Inherent in this policy, is the notion that your gender orientation is defined by the genitals you have. It can be said that this is transphobic. Using a heterosexual couple as the example, would the man not see a trans-man as threatening if they do not have a penis? Conversely, might they feel that a trans-woman with a penis is acceptable or not? We really need to accept, as a society, that biological appendages do not always define your gender or orientation and that is not a threat to anyone else.

Relationships that don’t look like mine are less valid

It is very natural to judge everyone else according to our own values and world-view, but it is also wrong. A straight man makes an assumption that his partner won’t leave him for another woman, but might leave him for a man, because up until the point of opening up, they were in a heterosexual relationships. But if the woman is happy to connect with woman, she may be bi or pan. It is possible she would fall in love with a woman at the same or greater intensity as with him.

Emotional and sexual connections are always linked

By restricting access to certain kinds of sex, we think we gain control over our partner’s potential to cause us harm. This idea of control is an illusion. A partner could develop emotions for someone else without having intercourse with them. Or they could have a lot of sex and not develop deep emotional bonds. People are different in this regard, falling anywhere along the sexual expression spectrum. They could be demisexual, megasexual, asexual etc.

The magic cock or pussy fallacy

What is the thought process that leads to me believing that if she has my cock, she would not want or need any other; or if he likes my pussy, he would have no need to look for another’s pussy? To start, there is the belief that our sexual connection is special and unique because our genitals are so compatible, so if she tells me she loves my cock, why would she want another one?
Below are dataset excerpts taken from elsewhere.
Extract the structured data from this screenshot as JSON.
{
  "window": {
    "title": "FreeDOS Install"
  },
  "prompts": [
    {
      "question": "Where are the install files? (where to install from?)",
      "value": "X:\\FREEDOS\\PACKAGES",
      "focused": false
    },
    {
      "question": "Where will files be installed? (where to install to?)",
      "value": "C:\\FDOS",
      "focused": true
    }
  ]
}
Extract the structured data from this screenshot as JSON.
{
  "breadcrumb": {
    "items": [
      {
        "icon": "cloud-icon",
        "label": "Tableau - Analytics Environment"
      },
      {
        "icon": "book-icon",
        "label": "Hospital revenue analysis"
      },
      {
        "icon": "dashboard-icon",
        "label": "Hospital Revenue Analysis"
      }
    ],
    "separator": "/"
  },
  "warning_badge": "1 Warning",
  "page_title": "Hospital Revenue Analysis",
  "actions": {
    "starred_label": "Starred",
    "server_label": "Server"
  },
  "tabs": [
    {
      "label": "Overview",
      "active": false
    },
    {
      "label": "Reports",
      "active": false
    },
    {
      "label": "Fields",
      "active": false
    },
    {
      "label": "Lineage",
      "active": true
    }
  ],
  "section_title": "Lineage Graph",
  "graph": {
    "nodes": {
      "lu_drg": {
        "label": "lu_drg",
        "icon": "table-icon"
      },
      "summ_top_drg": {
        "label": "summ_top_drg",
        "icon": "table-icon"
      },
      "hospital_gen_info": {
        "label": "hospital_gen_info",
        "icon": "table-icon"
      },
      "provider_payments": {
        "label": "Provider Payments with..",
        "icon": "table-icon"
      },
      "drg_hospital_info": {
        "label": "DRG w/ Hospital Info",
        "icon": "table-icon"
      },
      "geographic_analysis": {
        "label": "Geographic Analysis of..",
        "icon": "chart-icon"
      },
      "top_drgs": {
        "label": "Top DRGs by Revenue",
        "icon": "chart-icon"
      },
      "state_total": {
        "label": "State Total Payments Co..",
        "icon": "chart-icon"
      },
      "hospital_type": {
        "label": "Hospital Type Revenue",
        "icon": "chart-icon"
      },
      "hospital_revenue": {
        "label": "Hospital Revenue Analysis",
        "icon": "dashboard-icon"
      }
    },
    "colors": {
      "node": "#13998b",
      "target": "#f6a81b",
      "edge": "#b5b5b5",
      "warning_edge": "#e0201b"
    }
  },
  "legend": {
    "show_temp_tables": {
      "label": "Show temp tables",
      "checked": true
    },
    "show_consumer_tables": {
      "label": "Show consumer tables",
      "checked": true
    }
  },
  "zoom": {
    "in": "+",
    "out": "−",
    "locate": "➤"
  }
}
Sexual compatibility does not come from the physical compatibility of the genitals, though it may feel like it sometimes. Partners have a unique connection because of who they both are, and that cannot be replicated with anyone else.
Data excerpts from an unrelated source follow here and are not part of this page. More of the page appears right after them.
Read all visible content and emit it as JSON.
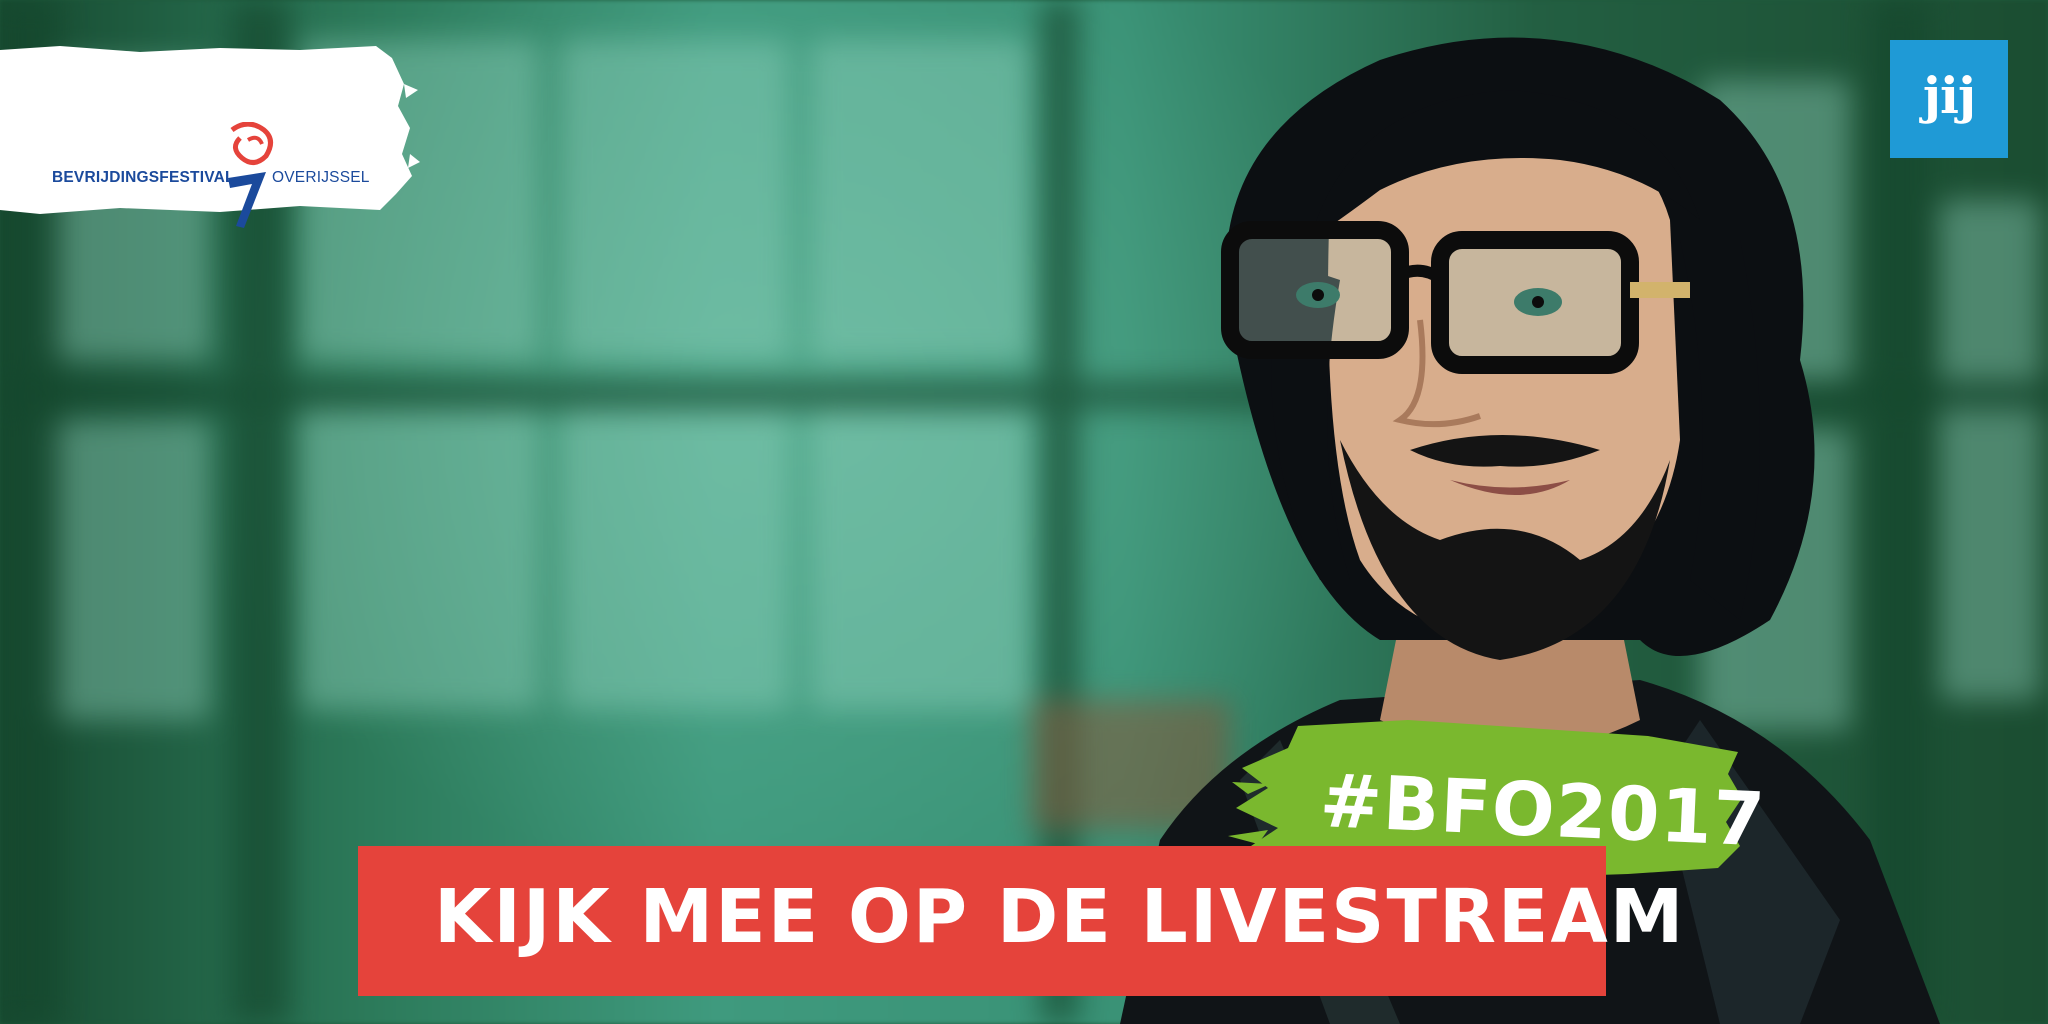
{
  "logo": {
    "left_text": "BEVRIJDINGSFESTIVAL",
    "right_text": "OVERIJSSEL",
    "brand_blue": "#1b4a9c",
    "accent_red": "#e5433b",
    "icon": "festival-torch-logo-icon"
  },
  "badge": {
    "text": "jij",
    "color": "#1f9ad6"
  },
  "hashtag": {
    "text": "#BFO2017",
    "color": "#7ab82e"
  },
  "cta": {
    "text": "KIJK MEE OP DE LIVESTREAM",
    "color": "#e5433b"
  }
}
Both people in the couple might not be motivated by the exact same reasons every time they have sex. They might want sex for validation or affirmation, to release tension, to feel desired, from a need of touch and comfort, or other reasons. My partner wanting to have sex with another man, for example, could be for reasons that I don’t share, so it’s worth having that discussion in an open minded way.

Do we have a right to make rules that restrict our partner?
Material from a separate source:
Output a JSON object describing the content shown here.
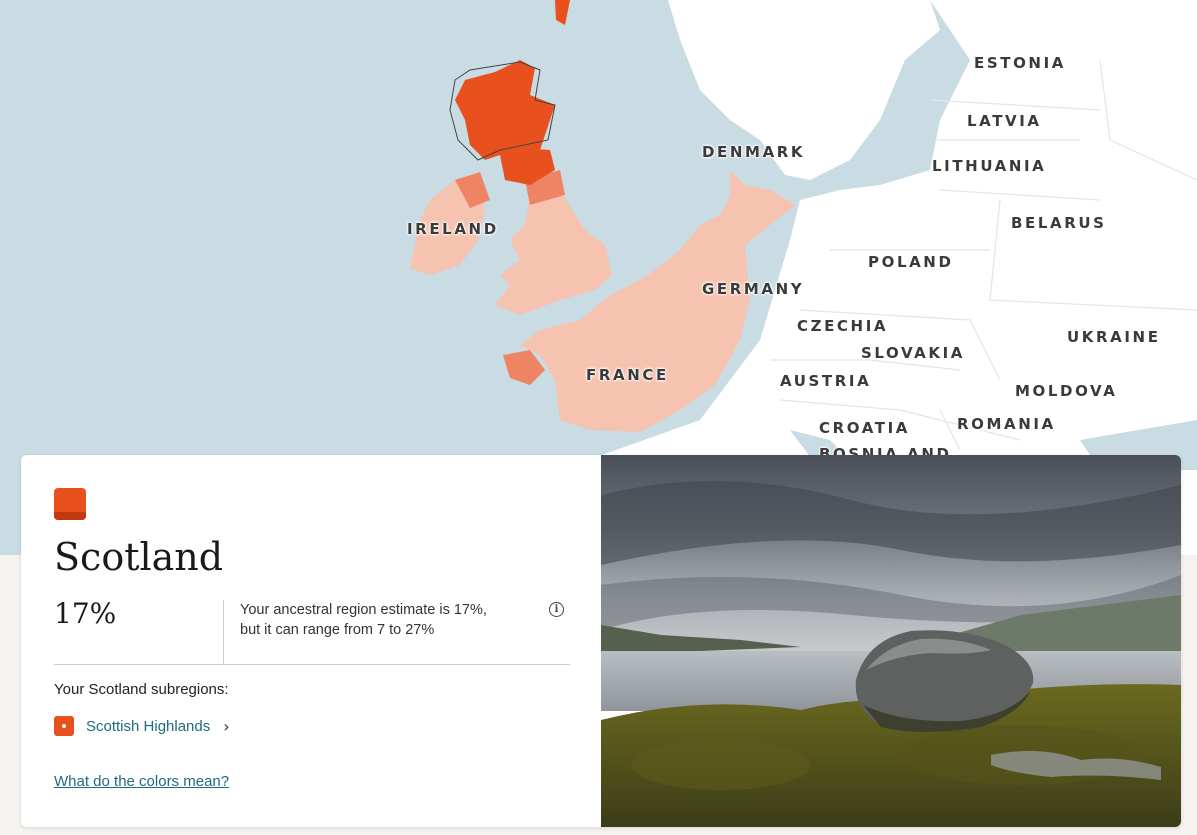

The bottom line, for me, is how does my need for security conflate with my partner’s boundaries around their autonomy and agency? Wanting to place any kind of rule based policy serves to restrict their agency. Who and how they date others is not up to me. By resorting to crude policies such as this, we avoid going deeper to understand the reasons why we feel insecure. If we allow more expansiveness in the connection and accept that we do not have the right to control our partner, we will get to that deeper place of recognising where our insecurities come from. Then, we can address those issues directly, with the support of our partner or in coaching/therapy.